Parece votada ao fracasso uma cooperação institucional baseada na colheita de vantagens parciais sempre em detrimento de África. Quando as chancelarias internacionais correm a assinar acordos de cooperação com governos saídos de eleições suspeitas, estão efectivamente apoiando a emergência de guerras intestinas, sem se aperceberem disso, cultivam-nas. Levam-nas a germinarem.
E não se estará mentindo quando se diga que a vantagem dos parceiros africanos neste momento é exactamente um estado de indecisão permanente, de uma situação política inconclusiva, de ausência efectiva de democracia económica.
Quanto mais carentes e necessitados estiverem os africanos mais fácil será controlar a situação em proveito de certos grupos de interesse. Quem assina contratos petrolíferos vantajosos não está preocupado com os milhões de angolanos e guineenses equatoriais que vivem na mais repugnante miséria.
Os investimentos reali ados pelas cliques dominantes dos países governados por ditaduras efectivas, ainda que justificadas por eleições, fogem de um ordenamento parlamentarque promova a prestação de contas pelo executivo. A responsabilidade pelos actos governativos é sancionada por parlamentos obedientes e que não representam ninguém.
As cliques dominantes são bem recebidas nas capitais europeias e outras capitais ocidentais.
A teia de corrupção, de negócios ilícitos, de tráfico de armas e de drogas, o contrabando, as redes de tráfico de pessoas, a imigração ilegal não serão temas abordados ou resolvidos na Cimeira Africana que está em preparação e em curso. E esta não é uma opinião pessimista.
Embora se possa alegar algum realismo político, como estando na origem da posição de certos parceiros importantes de África, está demonstrado que a apetência de alguns países pelos recursos naturais de África joga um papel de peso descomunal nas decisões que são tomadas. Numa situação normal, a maioria dos resultados eleitorais ocorridos em África seriam questionados e recusados por países como a França ou Portugal só para dar alguns exemplos. Mas a necessidade de controlo do fluxo dos recursos naturais africanos está a calar vozes que por conveniência abdicam de princípios que até há pouco defendiam.
A fórmula adoptada de governos de unidade nacional é um fiasco e insulto a democracia.
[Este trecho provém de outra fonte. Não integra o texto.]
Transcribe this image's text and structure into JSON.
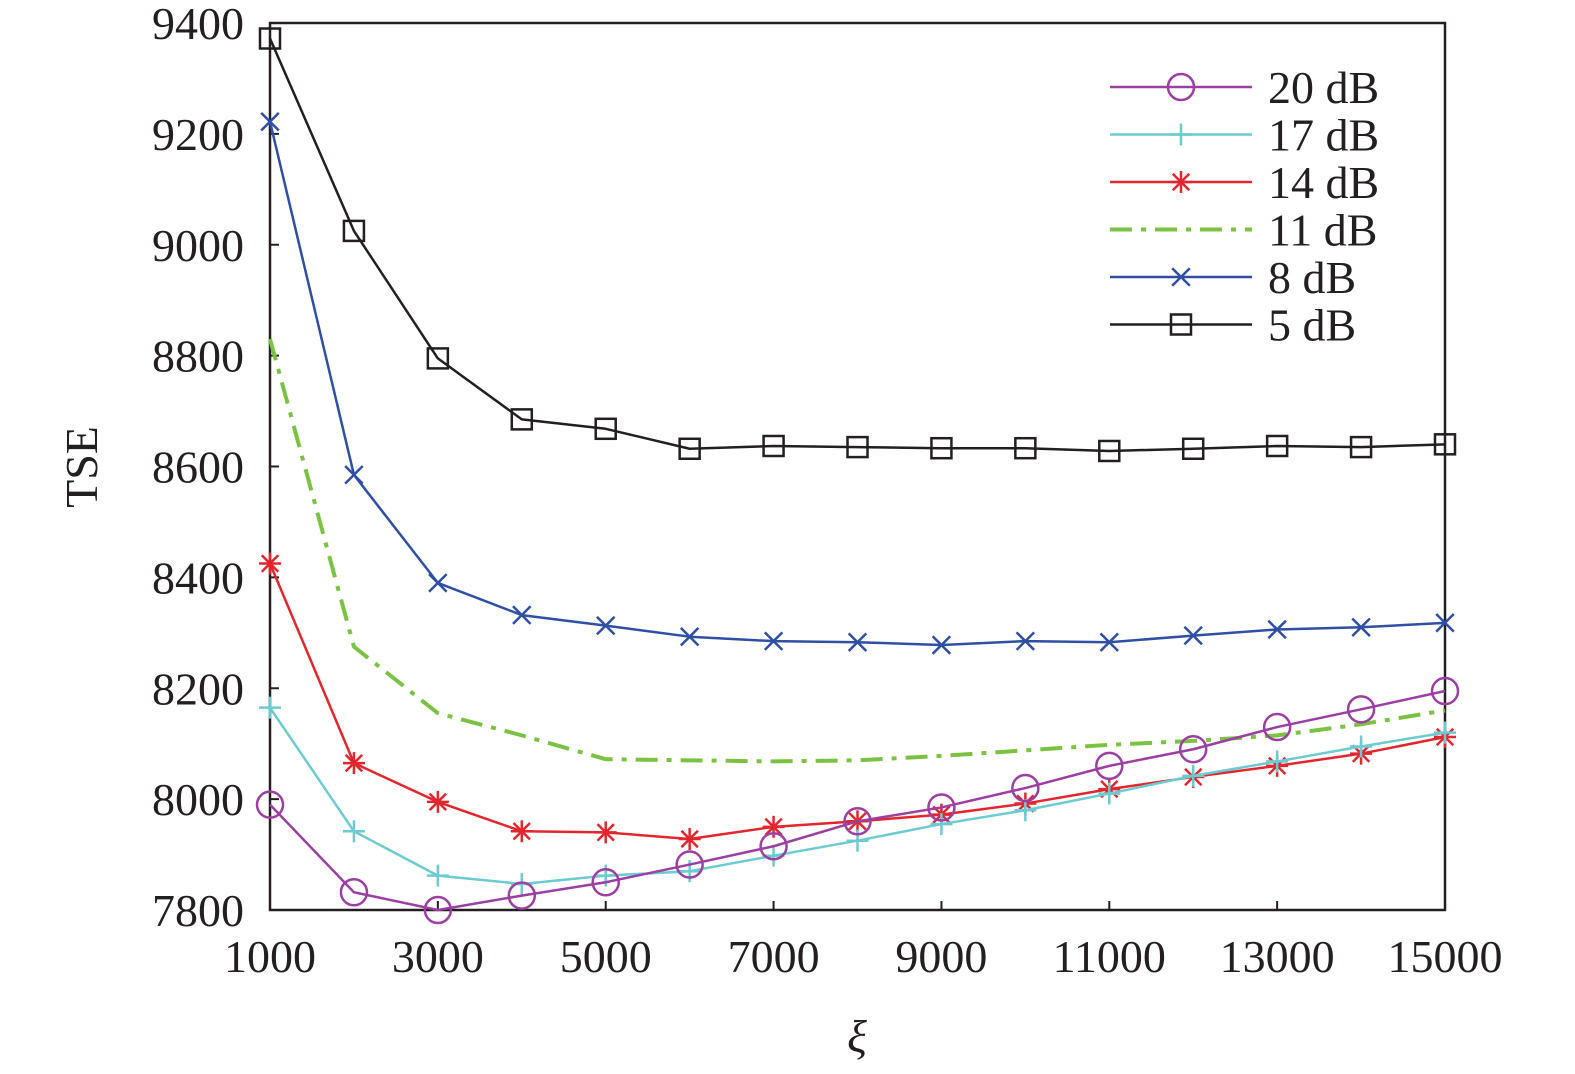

Mais uma vez se vai reunir a Cimeira Africana e se há assuntos urgentes a tratar a impressão que fica a qualquer observador é de que mais uma vez os líderes africanos nos brindarão com um adiamento na tomada das decisões pertinentes.
Oportunidades desperdiçadas é o que me resta prever mas sem nunca abandonar esta luta inalienável pela democracia que é sem dúvida o caminho, mas não desta maneira que nos querem convencer que deve ser.
Mobutu já recebeu um pontapé do seu povo. A história não perdoa. Outros ditos lideres lhe seguiram e outros se seguirão.
O que parece estar estável hoje, quando menos se espera vira do avesso.
Enquanto não se respeitar de facto a democracia, enquanto os processos eleitorais continuarem a ser viciados e considerados “livres, justos e democráticos” sem que o sejam de facto, só se pode esperar por mais sangue mais dias menos dia.
Enquanto os povos não puderem dizer de sua justiça o que realmente querem, quem querem que os governe, as incertezas vão continuar a ser o prognóstico mais provável.
E as instituições que se vão exibindo um dia chegar-se-á á conclusão que não serviram para nada.